Memphis: Understanding the Memory System Performance of Current and Future Micro-Processor Architectures

Colloq: Speaker: 
Dr. Collin McCurdy
Colloq: Speaker Institution: 
University of Tennessee/ORNL
Colloq: Date and Time: 
Fri, 2010-10-15 10:00
Colloq: Location: 
5100, Room 128 JICS Lecture Hall
Colloq: Host: 
Dr. Jeffrey Vetter
Colloq: Host Email: 
vetter@ornl.gov
Colloq: Abstract: 
Current predictions call for each chip in an Exascale system to contain hundreds or even thousands of processing cores. Even at today’s levels of <10 cores per chip, memory limitations and performance considerations are forcing application teams to consider multi-threading as an alternative to the one-MPI-process-per-core model. At the same time, however, trends in micro-processor design are pushing performance problems associated with Non-Uniform Memory Access (NUMA) in multi-threaded applications to ever-smaller scales.

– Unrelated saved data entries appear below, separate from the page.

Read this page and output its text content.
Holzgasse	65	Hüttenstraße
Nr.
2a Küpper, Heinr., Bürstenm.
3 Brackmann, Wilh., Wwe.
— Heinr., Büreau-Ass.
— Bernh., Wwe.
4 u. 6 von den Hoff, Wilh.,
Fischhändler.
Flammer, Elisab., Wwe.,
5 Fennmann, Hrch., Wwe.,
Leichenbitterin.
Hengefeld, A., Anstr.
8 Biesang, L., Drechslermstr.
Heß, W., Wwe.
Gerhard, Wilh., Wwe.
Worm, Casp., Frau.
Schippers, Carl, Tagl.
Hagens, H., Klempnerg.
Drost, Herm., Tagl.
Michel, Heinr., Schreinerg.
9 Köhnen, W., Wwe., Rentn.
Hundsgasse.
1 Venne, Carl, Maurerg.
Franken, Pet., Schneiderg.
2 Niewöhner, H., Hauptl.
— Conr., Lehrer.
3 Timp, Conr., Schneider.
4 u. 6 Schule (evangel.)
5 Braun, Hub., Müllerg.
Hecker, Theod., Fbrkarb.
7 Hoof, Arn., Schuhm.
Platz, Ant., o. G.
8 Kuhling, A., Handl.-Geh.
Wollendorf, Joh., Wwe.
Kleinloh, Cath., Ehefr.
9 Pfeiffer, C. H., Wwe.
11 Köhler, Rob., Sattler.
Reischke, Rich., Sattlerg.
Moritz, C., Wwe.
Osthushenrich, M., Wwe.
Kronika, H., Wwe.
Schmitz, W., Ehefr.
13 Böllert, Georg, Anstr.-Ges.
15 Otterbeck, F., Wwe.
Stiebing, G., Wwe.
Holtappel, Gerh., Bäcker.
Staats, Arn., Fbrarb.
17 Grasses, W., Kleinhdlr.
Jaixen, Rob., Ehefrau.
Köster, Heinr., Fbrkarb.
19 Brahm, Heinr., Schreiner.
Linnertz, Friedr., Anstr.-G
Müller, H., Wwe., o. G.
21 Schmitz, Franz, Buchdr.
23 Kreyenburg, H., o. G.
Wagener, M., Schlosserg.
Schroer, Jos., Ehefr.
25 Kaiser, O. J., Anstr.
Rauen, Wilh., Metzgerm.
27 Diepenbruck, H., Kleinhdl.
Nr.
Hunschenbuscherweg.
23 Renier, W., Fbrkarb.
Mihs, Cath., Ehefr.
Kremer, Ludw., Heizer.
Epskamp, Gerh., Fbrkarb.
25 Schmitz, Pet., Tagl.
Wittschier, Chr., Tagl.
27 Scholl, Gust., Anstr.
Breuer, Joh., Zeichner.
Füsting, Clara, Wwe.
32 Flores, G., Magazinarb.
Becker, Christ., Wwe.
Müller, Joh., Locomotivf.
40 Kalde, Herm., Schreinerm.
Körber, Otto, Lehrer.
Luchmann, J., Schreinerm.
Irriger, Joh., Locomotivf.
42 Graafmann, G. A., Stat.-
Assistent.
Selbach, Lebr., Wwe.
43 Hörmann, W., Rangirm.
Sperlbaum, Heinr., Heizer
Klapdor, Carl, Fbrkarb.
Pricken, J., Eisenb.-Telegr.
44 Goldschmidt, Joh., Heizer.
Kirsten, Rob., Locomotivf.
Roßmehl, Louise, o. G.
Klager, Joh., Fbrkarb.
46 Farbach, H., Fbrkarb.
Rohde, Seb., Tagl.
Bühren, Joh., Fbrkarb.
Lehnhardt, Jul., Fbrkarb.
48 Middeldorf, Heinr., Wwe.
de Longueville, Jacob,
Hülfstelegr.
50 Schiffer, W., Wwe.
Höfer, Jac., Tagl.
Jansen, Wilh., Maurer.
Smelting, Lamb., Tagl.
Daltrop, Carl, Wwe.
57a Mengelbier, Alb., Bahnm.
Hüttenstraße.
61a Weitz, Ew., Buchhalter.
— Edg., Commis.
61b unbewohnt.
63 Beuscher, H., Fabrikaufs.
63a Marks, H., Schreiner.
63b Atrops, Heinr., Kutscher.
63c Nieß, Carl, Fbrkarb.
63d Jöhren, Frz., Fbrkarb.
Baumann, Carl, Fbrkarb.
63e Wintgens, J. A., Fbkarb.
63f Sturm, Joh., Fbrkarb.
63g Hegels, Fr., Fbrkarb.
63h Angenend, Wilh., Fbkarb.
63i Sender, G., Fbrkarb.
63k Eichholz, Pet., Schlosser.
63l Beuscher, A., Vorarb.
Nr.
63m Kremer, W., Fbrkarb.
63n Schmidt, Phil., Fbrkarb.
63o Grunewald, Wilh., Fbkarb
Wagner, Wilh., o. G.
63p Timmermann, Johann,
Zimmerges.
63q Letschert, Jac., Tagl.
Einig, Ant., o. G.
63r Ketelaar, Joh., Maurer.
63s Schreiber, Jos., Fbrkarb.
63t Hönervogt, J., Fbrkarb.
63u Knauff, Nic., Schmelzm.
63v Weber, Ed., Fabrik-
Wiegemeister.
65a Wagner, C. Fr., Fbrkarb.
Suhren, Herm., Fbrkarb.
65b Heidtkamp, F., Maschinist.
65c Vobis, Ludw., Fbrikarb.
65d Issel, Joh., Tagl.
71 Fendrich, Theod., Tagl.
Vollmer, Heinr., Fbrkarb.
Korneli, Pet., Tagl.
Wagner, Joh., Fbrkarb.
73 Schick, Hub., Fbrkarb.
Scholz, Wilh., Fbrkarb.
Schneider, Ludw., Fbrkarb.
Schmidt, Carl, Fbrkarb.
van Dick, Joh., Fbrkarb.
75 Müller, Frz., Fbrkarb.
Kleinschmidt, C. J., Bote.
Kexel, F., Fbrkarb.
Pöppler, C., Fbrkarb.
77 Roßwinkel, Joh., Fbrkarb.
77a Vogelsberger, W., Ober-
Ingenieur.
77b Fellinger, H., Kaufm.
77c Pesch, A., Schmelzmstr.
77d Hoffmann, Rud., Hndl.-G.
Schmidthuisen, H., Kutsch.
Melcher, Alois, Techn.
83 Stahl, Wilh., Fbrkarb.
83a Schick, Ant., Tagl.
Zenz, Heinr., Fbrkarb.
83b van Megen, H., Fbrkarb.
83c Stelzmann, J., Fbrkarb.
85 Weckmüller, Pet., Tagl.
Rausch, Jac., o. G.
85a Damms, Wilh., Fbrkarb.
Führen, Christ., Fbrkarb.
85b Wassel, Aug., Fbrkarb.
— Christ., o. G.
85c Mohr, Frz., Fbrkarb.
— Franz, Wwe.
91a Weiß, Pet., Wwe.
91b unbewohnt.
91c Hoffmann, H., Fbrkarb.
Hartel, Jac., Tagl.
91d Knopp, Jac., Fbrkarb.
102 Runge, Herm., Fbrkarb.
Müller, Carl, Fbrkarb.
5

This talk will examine the current state of NUMA and make several contributions. First, I will demonstrate that NUMA can indeed be a significant problem for scientific applications, showing that it can mean the difference between an application scaling perfectly and failing to scale at all. Second, I will summarize the performance problems that NUMA can present for multithreaded applications and describe methods of addressing them. Third, I will describe several methods of using newly available hardware performance counters to aid in finding NUMA-related problems. Finally, I will introduce Memphis, a data-centric toolset that uses Instruction Based Sampling hardware counters to help pinpoint problematic memory accesses, and demonstrate how we have used it to significantly improve dual-socket multi-threaded performance of several production-level codes, including XGC1 and CAM-HOMME.
Colloq: Speaker Bio: 
Collin McCurdy is a Post-Doctoral Research Associate in the Future Technologies Group at Oak Ridge National Laboratory. His research focuses on memory system designs in current and future processor architectures and their implications for scientific applications. He received his PhD in Computer Science from the University of Wisconsin–Madison in 2008.